O NASCIMENTO DE UM JUDEU
“Não se sabe exactamente qual o ano do nascimento de
Jesus.” *
E.P.Sanders
Jesus nasceu no judaísmo do segundo
Templo, aquele que irá ser destruído no ano 70 d.C., pelas tropas do Império
Romano. Na altura, o mediterrâneo oriental era dominado por Roma: Herodes
Antipas – tetrarca da Galileia e Pereia; Pôncio Pilatos – prefeito da Judeia e
Idumeia. José Caifás era o sumo-sacerdote em Jerusalém (Sanders **).

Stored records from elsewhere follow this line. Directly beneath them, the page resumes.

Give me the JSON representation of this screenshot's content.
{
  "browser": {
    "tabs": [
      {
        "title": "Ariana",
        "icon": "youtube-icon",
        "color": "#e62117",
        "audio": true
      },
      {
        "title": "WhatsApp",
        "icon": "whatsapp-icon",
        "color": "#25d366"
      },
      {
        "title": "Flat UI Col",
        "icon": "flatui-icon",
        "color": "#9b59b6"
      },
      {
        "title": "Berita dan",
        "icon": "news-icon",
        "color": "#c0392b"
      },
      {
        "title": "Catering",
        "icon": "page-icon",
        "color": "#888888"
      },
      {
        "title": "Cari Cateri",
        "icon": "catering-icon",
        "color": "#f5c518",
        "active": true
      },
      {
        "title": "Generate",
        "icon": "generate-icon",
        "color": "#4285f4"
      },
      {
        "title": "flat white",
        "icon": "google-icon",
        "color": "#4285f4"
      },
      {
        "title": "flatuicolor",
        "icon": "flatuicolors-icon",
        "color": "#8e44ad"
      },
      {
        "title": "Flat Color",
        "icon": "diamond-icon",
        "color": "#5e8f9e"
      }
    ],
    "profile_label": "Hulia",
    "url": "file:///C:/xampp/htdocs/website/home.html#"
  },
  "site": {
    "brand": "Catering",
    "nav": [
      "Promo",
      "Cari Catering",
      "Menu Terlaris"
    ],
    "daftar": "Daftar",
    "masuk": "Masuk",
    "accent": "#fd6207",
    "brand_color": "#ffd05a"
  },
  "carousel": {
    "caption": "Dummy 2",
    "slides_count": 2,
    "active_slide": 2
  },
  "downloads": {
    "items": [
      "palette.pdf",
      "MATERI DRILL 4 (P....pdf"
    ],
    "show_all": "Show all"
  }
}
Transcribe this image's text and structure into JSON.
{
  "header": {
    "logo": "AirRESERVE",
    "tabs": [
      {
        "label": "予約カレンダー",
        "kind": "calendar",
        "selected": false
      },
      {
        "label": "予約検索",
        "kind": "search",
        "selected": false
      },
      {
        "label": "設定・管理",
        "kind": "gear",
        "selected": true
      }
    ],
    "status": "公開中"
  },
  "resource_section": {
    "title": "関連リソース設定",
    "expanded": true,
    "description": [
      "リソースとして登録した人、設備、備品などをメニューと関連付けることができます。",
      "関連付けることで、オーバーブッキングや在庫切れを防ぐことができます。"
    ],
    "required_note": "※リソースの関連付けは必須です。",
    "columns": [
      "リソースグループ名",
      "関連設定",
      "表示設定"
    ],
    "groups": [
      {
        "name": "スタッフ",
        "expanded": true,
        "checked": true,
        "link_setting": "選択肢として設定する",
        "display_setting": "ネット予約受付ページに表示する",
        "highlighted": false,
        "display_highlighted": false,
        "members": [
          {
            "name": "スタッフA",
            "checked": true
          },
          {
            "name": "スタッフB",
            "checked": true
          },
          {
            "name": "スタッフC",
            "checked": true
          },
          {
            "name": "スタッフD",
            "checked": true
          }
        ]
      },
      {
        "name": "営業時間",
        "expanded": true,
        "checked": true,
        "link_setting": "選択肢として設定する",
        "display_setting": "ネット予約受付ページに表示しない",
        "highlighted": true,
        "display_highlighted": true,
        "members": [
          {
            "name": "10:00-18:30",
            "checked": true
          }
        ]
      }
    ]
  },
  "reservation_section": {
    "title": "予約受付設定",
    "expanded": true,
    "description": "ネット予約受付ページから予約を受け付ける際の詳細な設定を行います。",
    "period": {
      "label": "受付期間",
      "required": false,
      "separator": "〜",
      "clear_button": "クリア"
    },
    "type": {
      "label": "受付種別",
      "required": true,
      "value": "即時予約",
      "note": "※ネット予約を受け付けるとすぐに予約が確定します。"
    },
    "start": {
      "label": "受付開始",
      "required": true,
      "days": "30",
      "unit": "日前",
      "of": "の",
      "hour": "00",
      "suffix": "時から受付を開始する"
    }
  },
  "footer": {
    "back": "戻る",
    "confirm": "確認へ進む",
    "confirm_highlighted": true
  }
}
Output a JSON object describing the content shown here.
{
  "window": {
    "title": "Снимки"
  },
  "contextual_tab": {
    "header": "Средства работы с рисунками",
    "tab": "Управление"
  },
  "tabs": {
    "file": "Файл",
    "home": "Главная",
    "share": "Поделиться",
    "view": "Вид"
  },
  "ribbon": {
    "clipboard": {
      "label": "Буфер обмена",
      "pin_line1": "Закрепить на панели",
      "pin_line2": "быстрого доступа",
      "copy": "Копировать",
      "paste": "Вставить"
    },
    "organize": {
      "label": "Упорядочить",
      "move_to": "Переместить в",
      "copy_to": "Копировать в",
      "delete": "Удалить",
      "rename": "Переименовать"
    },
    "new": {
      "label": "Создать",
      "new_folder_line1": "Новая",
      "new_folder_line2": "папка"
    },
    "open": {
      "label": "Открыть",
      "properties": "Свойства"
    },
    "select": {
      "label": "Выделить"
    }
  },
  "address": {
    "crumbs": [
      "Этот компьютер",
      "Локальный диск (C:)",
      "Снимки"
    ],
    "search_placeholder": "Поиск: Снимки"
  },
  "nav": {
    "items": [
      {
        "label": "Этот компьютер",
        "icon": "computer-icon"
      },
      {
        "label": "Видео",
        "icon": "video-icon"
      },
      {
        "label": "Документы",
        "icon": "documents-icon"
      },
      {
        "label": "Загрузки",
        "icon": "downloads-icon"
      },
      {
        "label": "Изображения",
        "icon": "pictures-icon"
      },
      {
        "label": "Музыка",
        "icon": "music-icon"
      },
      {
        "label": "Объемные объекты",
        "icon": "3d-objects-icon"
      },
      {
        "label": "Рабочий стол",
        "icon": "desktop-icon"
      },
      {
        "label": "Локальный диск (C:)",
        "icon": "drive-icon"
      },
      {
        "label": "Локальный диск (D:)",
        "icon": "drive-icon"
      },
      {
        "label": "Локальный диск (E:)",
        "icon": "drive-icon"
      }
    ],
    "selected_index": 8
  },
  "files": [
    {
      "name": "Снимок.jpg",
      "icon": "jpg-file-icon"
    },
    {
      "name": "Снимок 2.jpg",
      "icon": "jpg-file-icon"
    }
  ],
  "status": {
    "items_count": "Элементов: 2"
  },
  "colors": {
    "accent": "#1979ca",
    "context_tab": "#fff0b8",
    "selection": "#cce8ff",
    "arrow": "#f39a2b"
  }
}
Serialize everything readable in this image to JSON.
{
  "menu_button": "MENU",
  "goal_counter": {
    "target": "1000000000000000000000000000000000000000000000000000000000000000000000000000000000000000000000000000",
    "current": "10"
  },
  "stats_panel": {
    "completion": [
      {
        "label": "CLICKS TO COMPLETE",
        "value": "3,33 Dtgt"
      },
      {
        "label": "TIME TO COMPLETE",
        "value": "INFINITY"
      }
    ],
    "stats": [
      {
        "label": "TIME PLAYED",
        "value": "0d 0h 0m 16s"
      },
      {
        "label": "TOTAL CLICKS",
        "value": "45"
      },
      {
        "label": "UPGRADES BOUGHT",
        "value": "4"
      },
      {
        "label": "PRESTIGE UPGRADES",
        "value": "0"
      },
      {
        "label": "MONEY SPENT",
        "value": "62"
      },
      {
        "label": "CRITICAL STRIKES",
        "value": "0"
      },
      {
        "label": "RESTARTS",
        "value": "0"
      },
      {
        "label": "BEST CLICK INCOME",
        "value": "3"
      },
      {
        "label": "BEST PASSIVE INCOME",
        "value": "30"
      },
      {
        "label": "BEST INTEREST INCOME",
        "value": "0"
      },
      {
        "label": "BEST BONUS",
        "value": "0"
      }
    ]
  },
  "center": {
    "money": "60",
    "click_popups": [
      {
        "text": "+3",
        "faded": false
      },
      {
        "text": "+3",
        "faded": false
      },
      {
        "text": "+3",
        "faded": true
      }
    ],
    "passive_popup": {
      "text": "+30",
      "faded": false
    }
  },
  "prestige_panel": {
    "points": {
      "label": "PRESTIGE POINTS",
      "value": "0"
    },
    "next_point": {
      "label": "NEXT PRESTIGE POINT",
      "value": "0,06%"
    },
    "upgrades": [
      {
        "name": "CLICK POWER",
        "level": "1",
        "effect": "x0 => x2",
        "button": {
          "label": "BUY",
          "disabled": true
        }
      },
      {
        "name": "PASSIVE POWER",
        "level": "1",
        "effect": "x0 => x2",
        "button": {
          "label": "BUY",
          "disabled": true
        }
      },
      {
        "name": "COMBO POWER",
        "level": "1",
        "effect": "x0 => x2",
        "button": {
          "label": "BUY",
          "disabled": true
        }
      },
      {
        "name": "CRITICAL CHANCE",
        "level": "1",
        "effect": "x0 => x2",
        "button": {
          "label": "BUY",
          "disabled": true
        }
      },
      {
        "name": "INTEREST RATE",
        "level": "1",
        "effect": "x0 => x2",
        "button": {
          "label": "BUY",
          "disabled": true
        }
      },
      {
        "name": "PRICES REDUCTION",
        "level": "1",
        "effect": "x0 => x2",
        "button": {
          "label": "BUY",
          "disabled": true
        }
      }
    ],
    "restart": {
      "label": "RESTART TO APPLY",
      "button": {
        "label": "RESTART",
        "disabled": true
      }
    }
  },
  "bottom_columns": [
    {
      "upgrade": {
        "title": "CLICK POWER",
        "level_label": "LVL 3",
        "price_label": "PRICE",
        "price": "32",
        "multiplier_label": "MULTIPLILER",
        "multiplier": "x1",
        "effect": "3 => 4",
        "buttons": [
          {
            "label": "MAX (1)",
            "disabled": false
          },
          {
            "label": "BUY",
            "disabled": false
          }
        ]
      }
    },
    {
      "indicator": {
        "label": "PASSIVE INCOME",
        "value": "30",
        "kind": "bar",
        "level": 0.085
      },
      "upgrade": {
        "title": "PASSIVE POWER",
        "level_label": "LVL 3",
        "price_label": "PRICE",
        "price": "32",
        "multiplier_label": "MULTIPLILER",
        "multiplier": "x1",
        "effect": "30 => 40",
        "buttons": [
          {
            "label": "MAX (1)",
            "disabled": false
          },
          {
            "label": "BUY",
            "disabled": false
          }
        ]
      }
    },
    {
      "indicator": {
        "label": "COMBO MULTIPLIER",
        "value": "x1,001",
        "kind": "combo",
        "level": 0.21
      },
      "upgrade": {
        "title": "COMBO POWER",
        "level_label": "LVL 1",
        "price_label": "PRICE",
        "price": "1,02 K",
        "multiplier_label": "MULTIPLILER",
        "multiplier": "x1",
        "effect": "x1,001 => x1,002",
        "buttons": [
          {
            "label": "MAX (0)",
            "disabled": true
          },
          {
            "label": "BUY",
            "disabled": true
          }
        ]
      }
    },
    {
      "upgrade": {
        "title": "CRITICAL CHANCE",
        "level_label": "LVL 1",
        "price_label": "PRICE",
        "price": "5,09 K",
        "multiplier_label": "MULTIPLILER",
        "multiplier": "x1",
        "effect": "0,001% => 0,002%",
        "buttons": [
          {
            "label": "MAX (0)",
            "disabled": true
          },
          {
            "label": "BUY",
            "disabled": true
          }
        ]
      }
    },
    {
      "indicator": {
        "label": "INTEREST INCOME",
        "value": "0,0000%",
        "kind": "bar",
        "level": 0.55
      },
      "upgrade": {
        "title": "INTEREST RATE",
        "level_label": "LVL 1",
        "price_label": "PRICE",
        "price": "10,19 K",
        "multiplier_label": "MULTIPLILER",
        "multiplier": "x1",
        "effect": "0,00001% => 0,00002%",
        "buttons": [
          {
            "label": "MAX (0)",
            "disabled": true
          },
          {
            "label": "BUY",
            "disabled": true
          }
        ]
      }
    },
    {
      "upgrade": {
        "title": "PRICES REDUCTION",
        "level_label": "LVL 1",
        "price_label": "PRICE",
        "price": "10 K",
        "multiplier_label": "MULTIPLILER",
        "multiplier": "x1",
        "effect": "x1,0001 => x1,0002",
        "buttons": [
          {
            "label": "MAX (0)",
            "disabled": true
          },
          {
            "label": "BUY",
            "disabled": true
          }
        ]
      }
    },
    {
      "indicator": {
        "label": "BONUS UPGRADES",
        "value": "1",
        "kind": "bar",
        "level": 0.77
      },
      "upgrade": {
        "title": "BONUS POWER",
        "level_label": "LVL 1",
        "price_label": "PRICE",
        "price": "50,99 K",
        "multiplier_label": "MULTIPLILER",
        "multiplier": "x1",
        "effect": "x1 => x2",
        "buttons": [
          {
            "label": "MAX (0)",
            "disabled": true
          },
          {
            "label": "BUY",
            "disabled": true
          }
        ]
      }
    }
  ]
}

É neste contexto, deveras complexo, que
o profeta Jesus veio pregar o Reino de Deus, dentro do Judaísmo, defendendo que
o mesmo só é atingível através de um sentimento divino, o Amor. Já não basta
cumprir os preceitos que foram transmitidos de geração em geração; é no coração
de cada ser humano que podemos encontrar Deus, através do Amor, o sentimento
universal. É pelo Amor que o humano se transcende encontrando-se com Deus, e,
simultaneamente, que Deus se torna imanente no coração do humano.
Para tal, os conceitos de próximo e de
outro vão tornar-se decisivos para a temática da nova pregação. Serão pontos de
charneira para Quem o primeiro mandamento já não é somente o não curvar-se
perante qualquer figura, nem adorar outros deuses além do Deus Único (Deut 6:4);
impõe-se, agora, o amá-Lo acima de todas as coisas, primeiro mandamento, e ao
próximo como a si mesmo, segundo mandamento (Mt 22:37-40; Mc 12:32.
O outro já não é um ser espartilhado
pela classe social ou pelo comportamento na vida, mas pessoa no caminho para
Deus, excluindo o que socialmente representa. Há uma mudança de paradigma, os
valores mudam e Deus, através de Jesus, é o Deus da misericórdia. Isto não
significa anulação da Lei/profetas, mas pensar Deus como esperança, refúgio e
das coisas sem sentido até então, tais como o óbulo da viúva.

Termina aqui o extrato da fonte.